In another example. We have a Theme model, users can submit themes and other users can use them. Themes require a display/preview image. With this we do a little more “processing” since we have to use the UploadFile, then we get the image filename, IP, and stuff along with the ThemeSubmitForm and set it on the Theme model. However, a theme can be edited. From what I can tell this means we would have to take the data from the Theme model and set it on the ThemeSubmitForm model to populate the fields vs generating the fields/values from the Theme model itself, yeah? It seems convoluted, unless I’m missing something.

So in your opinion forms that do processing should be handled by a different model and then set that data on the DB model to save it, as like what I demonstrate in my first post? I mean it’s not heavy data processing and it shouldn’t go in the controller. So I feel I’m doing it right, but at the same time re-populating form fields…

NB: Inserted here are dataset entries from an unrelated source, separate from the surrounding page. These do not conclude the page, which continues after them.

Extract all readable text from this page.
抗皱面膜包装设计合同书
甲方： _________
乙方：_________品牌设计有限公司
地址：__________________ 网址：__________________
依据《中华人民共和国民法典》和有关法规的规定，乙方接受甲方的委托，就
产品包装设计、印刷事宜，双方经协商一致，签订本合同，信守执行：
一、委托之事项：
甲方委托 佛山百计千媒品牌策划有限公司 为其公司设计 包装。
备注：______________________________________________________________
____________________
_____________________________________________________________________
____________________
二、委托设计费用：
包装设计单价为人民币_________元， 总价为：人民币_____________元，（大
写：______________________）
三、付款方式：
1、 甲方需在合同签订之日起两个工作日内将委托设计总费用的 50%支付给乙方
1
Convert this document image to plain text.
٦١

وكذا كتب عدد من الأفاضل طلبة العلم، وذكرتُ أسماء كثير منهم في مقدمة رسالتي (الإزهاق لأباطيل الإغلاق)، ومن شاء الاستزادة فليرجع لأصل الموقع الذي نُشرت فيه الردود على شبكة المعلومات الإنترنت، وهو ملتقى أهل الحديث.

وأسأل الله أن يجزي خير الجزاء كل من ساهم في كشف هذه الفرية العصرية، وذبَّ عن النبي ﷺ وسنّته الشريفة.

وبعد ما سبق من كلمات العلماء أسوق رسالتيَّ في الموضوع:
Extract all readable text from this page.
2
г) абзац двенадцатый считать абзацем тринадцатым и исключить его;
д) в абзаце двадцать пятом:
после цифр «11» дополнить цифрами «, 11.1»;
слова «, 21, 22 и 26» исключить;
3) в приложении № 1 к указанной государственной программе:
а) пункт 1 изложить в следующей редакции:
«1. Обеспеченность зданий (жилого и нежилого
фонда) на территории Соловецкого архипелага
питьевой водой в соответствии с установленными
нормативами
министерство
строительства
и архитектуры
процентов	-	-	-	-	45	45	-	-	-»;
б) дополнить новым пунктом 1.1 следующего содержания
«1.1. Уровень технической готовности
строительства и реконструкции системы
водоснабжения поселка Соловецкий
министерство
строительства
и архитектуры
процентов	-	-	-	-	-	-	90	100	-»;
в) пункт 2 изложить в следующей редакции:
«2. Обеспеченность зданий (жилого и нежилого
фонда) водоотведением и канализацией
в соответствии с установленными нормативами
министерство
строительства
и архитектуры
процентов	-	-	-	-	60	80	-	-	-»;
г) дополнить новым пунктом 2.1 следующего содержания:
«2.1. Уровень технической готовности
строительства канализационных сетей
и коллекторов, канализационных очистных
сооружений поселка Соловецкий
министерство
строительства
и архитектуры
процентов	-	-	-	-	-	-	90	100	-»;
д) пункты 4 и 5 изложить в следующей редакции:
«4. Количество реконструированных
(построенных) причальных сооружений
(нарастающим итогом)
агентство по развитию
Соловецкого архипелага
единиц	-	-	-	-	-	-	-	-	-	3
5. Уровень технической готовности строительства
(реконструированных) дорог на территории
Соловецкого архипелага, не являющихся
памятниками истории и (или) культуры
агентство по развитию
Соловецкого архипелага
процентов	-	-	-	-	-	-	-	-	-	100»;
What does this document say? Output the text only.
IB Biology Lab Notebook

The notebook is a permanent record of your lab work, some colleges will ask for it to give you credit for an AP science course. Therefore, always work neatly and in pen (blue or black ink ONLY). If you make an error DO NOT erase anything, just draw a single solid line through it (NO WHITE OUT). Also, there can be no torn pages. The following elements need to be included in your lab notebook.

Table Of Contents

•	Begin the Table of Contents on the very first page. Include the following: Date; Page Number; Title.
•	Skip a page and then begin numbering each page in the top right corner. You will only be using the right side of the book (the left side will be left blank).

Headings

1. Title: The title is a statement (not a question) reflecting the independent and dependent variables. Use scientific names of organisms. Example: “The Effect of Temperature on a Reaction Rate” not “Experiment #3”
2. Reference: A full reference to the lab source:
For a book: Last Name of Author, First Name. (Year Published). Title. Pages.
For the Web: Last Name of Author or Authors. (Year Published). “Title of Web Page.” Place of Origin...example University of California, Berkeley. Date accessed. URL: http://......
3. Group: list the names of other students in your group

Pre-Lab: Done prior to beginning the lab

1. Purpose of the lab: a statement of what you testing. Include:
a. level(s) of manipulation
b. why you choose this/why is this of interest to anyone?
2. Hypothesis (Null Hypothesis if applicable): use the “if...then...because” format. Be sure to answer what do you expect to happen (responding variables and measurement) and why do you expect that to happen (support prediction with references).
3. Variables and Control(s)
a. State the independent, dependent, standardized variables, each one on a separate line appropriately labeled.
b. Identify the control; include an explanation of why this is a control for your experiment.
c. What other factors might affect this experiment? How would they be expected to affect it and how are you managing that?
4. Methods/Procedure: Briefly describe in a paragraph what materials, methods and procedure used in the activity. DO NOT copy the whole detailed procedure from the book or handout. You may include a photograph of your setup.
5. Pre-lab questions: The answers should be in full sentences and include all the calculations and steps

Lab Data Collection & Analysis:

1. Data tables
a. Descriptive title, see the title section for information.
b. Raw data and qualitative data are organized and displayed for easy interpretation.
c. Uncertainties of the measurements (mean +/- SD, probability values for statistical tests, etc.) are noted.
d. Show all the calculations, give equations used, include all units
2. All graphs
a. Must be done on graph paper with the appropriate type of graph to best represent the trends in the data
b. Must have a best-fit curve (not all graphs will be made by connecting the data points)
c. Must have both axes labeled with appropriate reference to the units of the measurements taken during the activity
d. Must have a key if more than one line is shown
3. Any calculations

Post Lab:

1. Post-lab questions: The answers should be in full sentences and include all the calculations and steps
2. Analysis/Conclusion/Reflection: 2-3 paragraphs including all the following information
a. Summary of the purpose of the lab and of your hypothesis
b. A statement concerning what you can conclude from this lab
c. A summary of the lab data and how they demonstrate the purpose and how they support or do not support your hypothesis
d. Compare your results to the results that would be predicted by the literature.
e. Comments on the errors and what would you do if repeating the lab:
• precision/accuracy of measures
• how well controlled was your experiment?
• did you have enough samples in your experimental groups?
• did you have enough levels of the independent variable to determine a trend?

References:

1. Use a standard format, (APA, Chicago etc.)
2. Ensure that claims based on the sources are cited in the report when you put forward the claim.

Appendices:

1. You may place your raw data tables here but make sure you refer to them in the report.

It’s not that much convoluted. Of course, there’s more code and more entities but the pro is that when you’ll have more use cases for themes your primary model would stay simple as well as the forms. If you’ll do everything in a single place it would escalate quickly in case of adding more use cases. Of course, if you’re absolutely sure that there’s only one use case and if you’re willing to refactor immediately when another use case is introduced then it’s fine to have everything in a single place.

I like this explanation, it makes sense. I think for the most part it’ll be good to keep all/most forms attached to a *Form model then. Plus I’m not a big fan of regularly needing to refactor something. It’s a bit draining to keep working on the same component over and over.